In 1990 the video for Madonna's "Vogue" debuted on MTV, introducing much of the world to a little-known dance form with roots in early 20th-century Harlem. The song took its name from voguing, an exaggerated imitation of the poses spotted in fashion glossies (in particular its namesake) popular among various Harlem "houses," underground organizations of mostly black and Latino gay men that were equal parts social club, refuge, and performance troupe. Though Madonna's chart-topping song may have acquainted a new generation with the Harlem house, it wouldn't be the first time Harlem gay culture captivated the public. In fact, one of the most sought-after performances in 1920s and 1930s New York was the Hamilton Lodge ball, a burlesque that, according to an account at the time, assembled "effeminate men, sissies, 'wolves,' 'ferries' [sic], 'faggots,' the third sex, 'ladies of the night,' and male prostitutes . . . for a grand jamboree of dancing, love making, display, rivalry, drinking and advertisement" (Hill). So prominent was the ball, and ball culture, that Langston Hughes devoted a chapter to it in his autobiography. The drag queens performing at Hamilton Lodge—which at its peak drew thousands of jostling spectators, whites and heterosexuals frequently among them—vied in intense competition for various prizes awarded to the most fashionably dressed, most feminine looking, most masculine looking, and a hodgepodge of additional superlatives. Ball culture retreated back underground after the Depression and wouldn't again emerge in the mainstream until filmmaker Jennie Livingston's 1990 documentary Paris is Burning. By the time Livingston shined a light back on gay Harlem, voguing had become a mainstay of house competition. A critical and commercial success, Paris brought several ball fixtures to modest attention, including house "mother" and highly accomplished choreographer Willi Ninja, called at his death "a great cultural influence to me and hundreds of thousands of other people" by Madonna (Silverman).
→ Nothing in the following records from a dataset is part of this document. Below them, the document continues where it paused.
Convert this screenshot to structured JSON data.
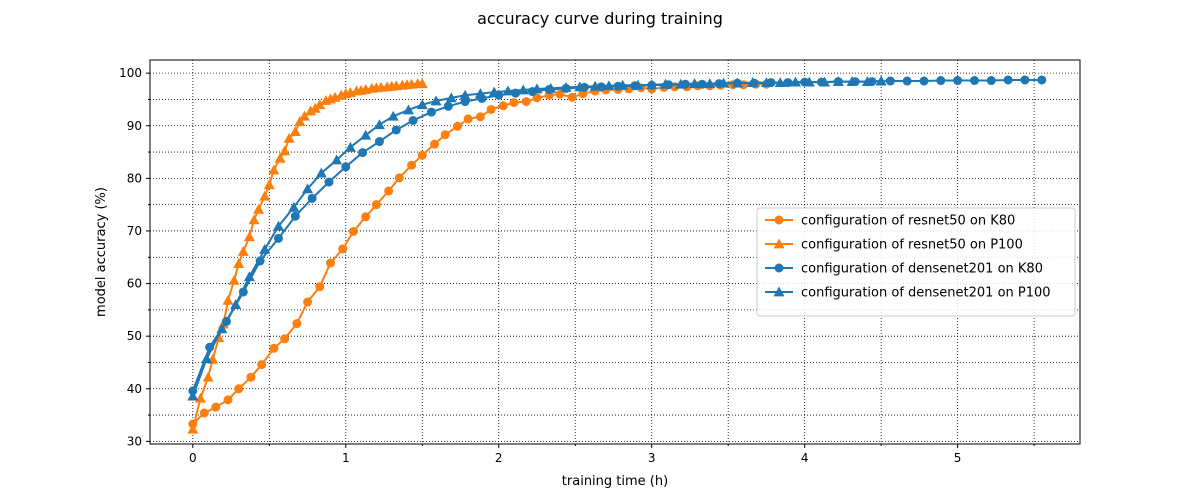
{
  "chart_data": {
    "type": "line",
    "title": "accuracy curve during training",
    "xlabel": "training time (h)",
    "ylabel": "model accuracy (%)",
    "xlim": [
      -0.28,
      5.8
    ],
    "ylim": [
      29.5,
      102.5
    ],
    "xticks": [
      0,
      1,
      2,
      3,
      4,
      5
    ],
    "yticks": [
      30,
      40,
      50,
      60,
      70,
      80,
      90,
      100
    ],
    "grid": true,
    "legend_position": "center-right",
    "series": [
      {
        "name": "configuration of resnet50 on K80",
        "color": "#ff7f0e",
        "marker": "circle",
        "x": [
          0,
          0.075,
          0.15,
          0.23,
          0.3,
          0.38,
          0.45,
          0.53,
          0.6,
          0.68,
          0.75,
          0.83,
          0.9,
          0.98,
          1.05,
          1.13,
          1.2,
          1.28,
          1.35,
          1.43,
          1.5,
          1.58,
          1.65,
          1.73,
          1.8,
          1.88,
          1.95,
          2.03,
          2.1,
          2.18,
          2.25,
          2.33,
          2.4,
          2.48,
          2.55,
          2.63,
          2.7,
          2.78,
          2.85,
          2.93,
          3.0,
          3.08,
          3.15,
          3.23,
          3.3,
          3.38,
          3.45,
          3.53,
          3.6,
          3.68,
          3.75
        ],
        "y": [
          33.3,
          35.4,
          36.5,
          37.9,
          40.0,
          42.2,
          44.6,
          47.7,
          49.5,
          52.4,
          56.5,
          59.4,
          63.9,
          66.6,
          69.9,
          72.7,
          75.0,
          77.6,
          80.1,
          82.5,
          84.4,
          86.5,
          88.3,
          89.9,
          91.3,
          91.7,
          93.1,
          93.8,
          94.4,
          94.6,
          95.3,
          95.8,
          96.0,
          95.4,
          96.1,
          96.6,
          96.8,
          96.9,
          97.0,
          97.2,
          97.0,
          97.3,
          97.4,
          97.4,
          97.6,
          97.6,
          97.7,
          97.8,
          97.8,
          97.9,
          97.9
        ]
      },
      {
        "name": "configuration of resnet50 on P100",
        "color": "#ff7f0e",
        "marker": "triangle",
        "x": [
          0,
          0.05,
          0.1,
          0.13,
          0.17,
          0.2,
          0.23,
          0.27,
          0.3,
          0.33,
          0.37,
          0.4,
          0.43,
          0.47,
          0.5,
          0.53,
          0.57,
          0.6,
          0.63,
          0.67,
          0.7,
          0.73,
          0.77,
          0.8,
          0.83,
          0.87,
          0.9,
          0.93,
          0.97,
          1.0,
          1.03,
          1.07,
          1.1,
          1.13,
          1.17,
          1.2,
          1.23,
          1.27,
          1.3,
          1.33,
          1.37,
          1.4,
          1.43,
          1.47,
          1.5
        ],
        "y": [
          32.3,
          38.2,
          42.2,
          45.6,
          49.7,
          52.3,
          56.8,
          60.6,
          63.8,
          66.1,
          68.9,
          72.1,
          74.1,
          76.6,
          78.8,
          81.6,
          83.8,
          85.2,
          87.6,
          88.9,
          90.8,
          91.8,
          92.8,
          93.3,
          94.0,
          94.8,
          95.1,
          95.4,
          95.8,
          96.1,
          96.3,
          96.6,
          96.7,
          96.9,
          97.1,
          97.2,
          97.3,
          97.4,
          97.5,
          97.6,
          97.7,
          97.8,
          97.9,
          98.0,
          98.0
        ]
      },
      {
        "name": "configuration of densenet201 on K80",
        "color": "#1f77b4",
        "marker": "circle",
        "x": [
          0,
          0.11,
          0.22,
          0.33,
          0.44,
          0.56,
          0.67,
          0.78,
          0.89,
          1.0,
          1.11,
          1.22,
          1.33,
          1.44,
          1.56,
          1.67,
          1.78,
          1.89,
          2.0,
          2.11,
          2.22,
          2.33,
          2.44,
          2.56,
          2.67,
          2.78,
          2.89,
          3.0,
          3.11,
          3.22,
          3.33,
          3.44,
          3.56,
          3.67,
          3.78,
          3.89,
          4.0,
          4.11,
          4.22,
          4.33,
          4.44,
          4.56,
          4.67,
          4.78,
          4.89,
          5.0,
          5.11,
          5.22,
          5.33,
          5.44,
          5.55
        ],
        "y": [
          39.6,
          47.9,
          52.8,
          58.4,
          64.3,
          68.6,
          72.8,
          76.2,
          79.3,
          82.2,
          84.9,
          87.0,
          89.2,
          91.0,
          92.6,
          93.7,
          94.6,
          95.2,
          95.8,
          96.2,
          96.5,
          96.9,
          97.1,
          97.3,
          97.4,
          97.5,
          97.6,
          97.7,
          97.8,
          97.9,
          97.9,
          98.0,
          98.1,
          98.1,
          98.2,
          98.2,
          98.3,
          98.3,
          98.4,
          98.4,
          98.4,
          98.5,
          98.5,
          98.5,
          98.6,
          98.6,
          98.6,
          98.6,
          98.7,
          98.7,
          98.7
        ]
      },
      {
        "name": "configuration of densenet201 on P100",
        "color": "#1f77b4",
        "marker": "triangle",
        "x": [
          0,
          0.09,
          0.19,
          0.28,
          0.37,
          0.47,
          0.56,
          0.66,
          0.75,
          0.84,
          0.94,
          1.03,
          1.13,
          1.22,
          1.31,
          1.41,
          1.5,
          1.59,
          1.69,
          1.78,
          1.88,
          1.97,
          2.06,
          2.16,
          2.25,
          2.34,
          2.44,
          2.53,
          2.63,
          2.72,
          2.81,
          2.91,
          3.0,
          3.09,
          3.19,
          3.28,
          3.38,
          3.47,
          3.56,
          3.66,
          3.75,
          3.84,
          3.94,
          4.03,
          4.13,
          4.22,
          4.31,
          4.41,
          4.5
        ],
        "y": [
          38.6,
          45.7,
          51.4,
          56.0,
          61.3,
          66.5,
          70.9,
          74.5,
          78.0,
          81.0,
          83.5,
          85.9,
          88.2,
          90.2,
          91.8,
          93.0,
          94.0,
          94.7,
          95.3,
          95.8,
          96.1,
          96.4,
          96.6,
          96.8,
          97.0,
          97.1,
          97.3,
          97.4,
          97.5,
          97.6,
          97.7,
          97.7,
          97.8,
          97.9,
          97.9,
          98.0,
          98.0,
          98.1,
          98.1,
          98.2,
          98.2,
          98.2,
          98.3,
          98.3,
          98.3,
          98.4,
          98.4,
          98.4,
          98.5
        ]
      }
    ]
  }
}
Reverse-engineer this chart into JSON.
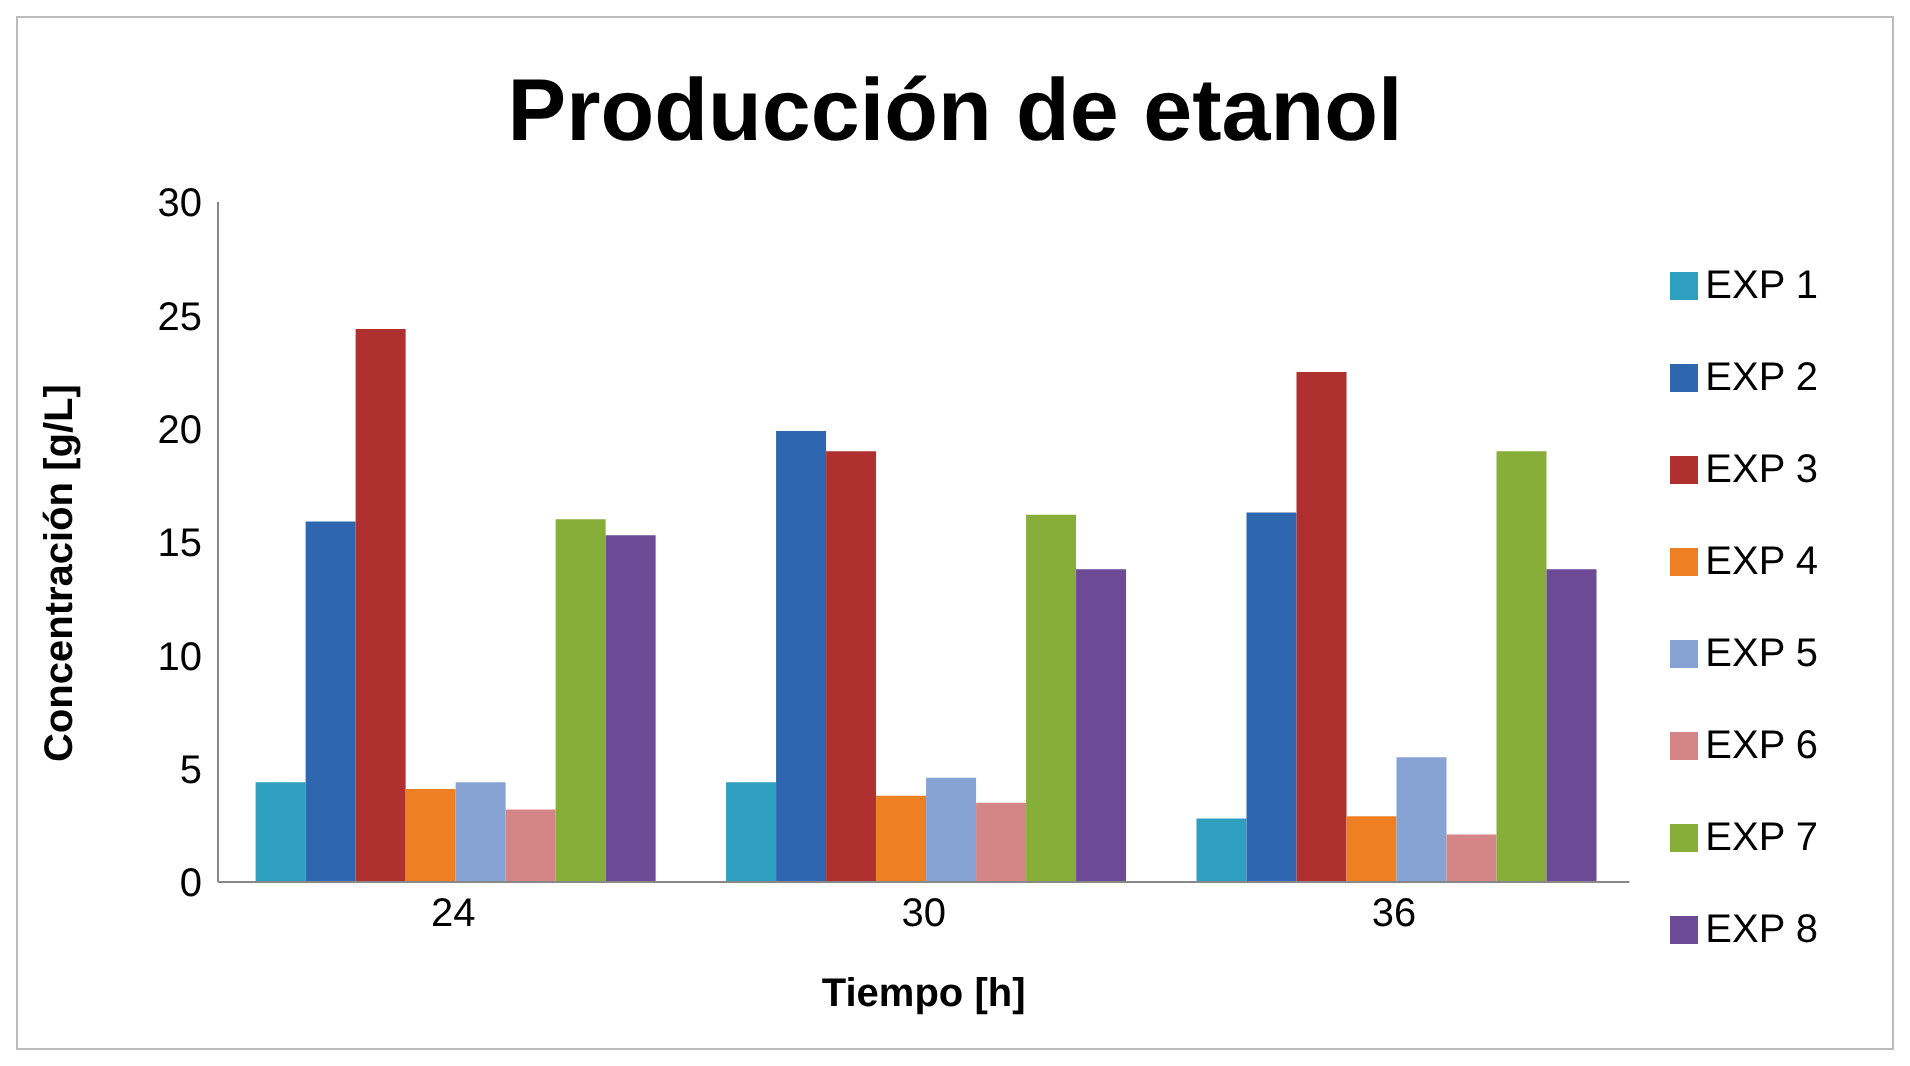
{
  "chart_data": {
    "type": "bar",
    "title": "Producción de etanol",
    "xlabel": "Tiempo [h]",
    "ylabel": "Concentración [g/L]",
    "categories": [
      "24",
      "30",
      "36"
    ],
    "series": [
      {
        "name": "EXP 1",
        "color": "#2e9fbf",
        "values": [
          4.4,
          4.4,
          2.8
        ]
      },
      {
        "name": "EXP 2",
        "color": "#2e66b0",
        "values": [
          15.9,
          19.9,
          16.3
        ]
      },
      {
        "name": "EXP 3",
        "color": "#b03030",
        "values": [
          24.4,
          19.0,
          22.5
        ]
      },
      {
        "name": "EXP 4",
        "color": "#ee7f22",
        "values": [
          4.1,
          3.8,
          2.9
        ]
      },
      {
        "name": "EXP 5",
        "color": "#86a3d3",
        "values": [
          4.4,
          4.6,
          5.5
        ]
      },
      {
        "name": "EXP 6",
        "color": "#d48585",
        "values": [
          3.2,
          3.5,
          2.1
        ]
      },
      {
        "name": "EXP 7",
        "color": "#88ae3a",
        "values": [
          16.0,
          16.2,
          19.0
        ]
      },
      {
        "name": "EXP 8",
        "color": "#6c4a95",
        "values": [
          15.3,
          13.8,
          13.8
        ]
      }
    ],
    "ylim": [
      0,
      30
    ],
    "yticks": [
      0,
      5,
      10,
      15,
      20,
      25,
      30
    ],
    "grid": false,
    "legend": "right"
  }
}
Hill, Abram. "Hamilton Lodge Ball an Unusual Spectacle," New York Age, March 1926.

Silverman, Stephen M. "Madonna's 'Vogue' Inspiration Dies." People, September 2006.

Break dancingBreak dancer in New York City (2008). Courtesy of Andrew Tng.

Though intimately associated with the rise of hip-hop, break dancing—or "b-boying," to purists—actually took root in the disco era. In the period of isolated percussion between record changes (breaks), dancers began to perform highly stylized maneuvers "that emphasized the pause in rhythmic continuity" (Bennett). While the conventional role of the disco DJ was to minimize any gap between songs, before long DJs in New York City began lengthening the break in order to provide a backdrop for the new dance form. A distinctly modern synthesis, the dance incorporated elements of indigenous black dances such as the cakewalk, the Charleston, and the snake hips, along with influences from the Capoeira, the Afro-Brazilian martial arts dance, and kung fu caricatures. Though interest in disco dropped precipitously by the end of the 1970s, break dancing—which was birthed in the South Bronx—was expertly positioned to take its place. Street gangs began staging dance-offs in place of conventional battles, and as hip hop began to define itself, break dancing become more and more an integral part of the new music form. (Afrika Bambaataa, regarded as one of the founders of the genre, considered breaking one of the "four elements" of hip hop, in addition to deejaying, emceeing, and graffiti.) Within a few years of its inception, breakdancing had come to include outrageously acrobatic moves—well-illustrated by names such as "the helicopter"—and similarly distinctive clothing fashion. Perhaps unsurprisingly, the burgeoning style was quickly overcome by commercialization; the 1983 movie Flashdance, propelled by an extended break dancing sequence, grossed almost $100 million. As dilution continued apace, the dance form inevitably lost the attention of the mainstream, eventually returning back to a smaller group of devotees.

Bennett, Eric. "Break Dancing." In Africana: The Encyclopedia of the African and African American Experience. 2d ed. Edited by Anthony Appiah and Henry Louis Gates, Oxford: Oxford University Press, 2005.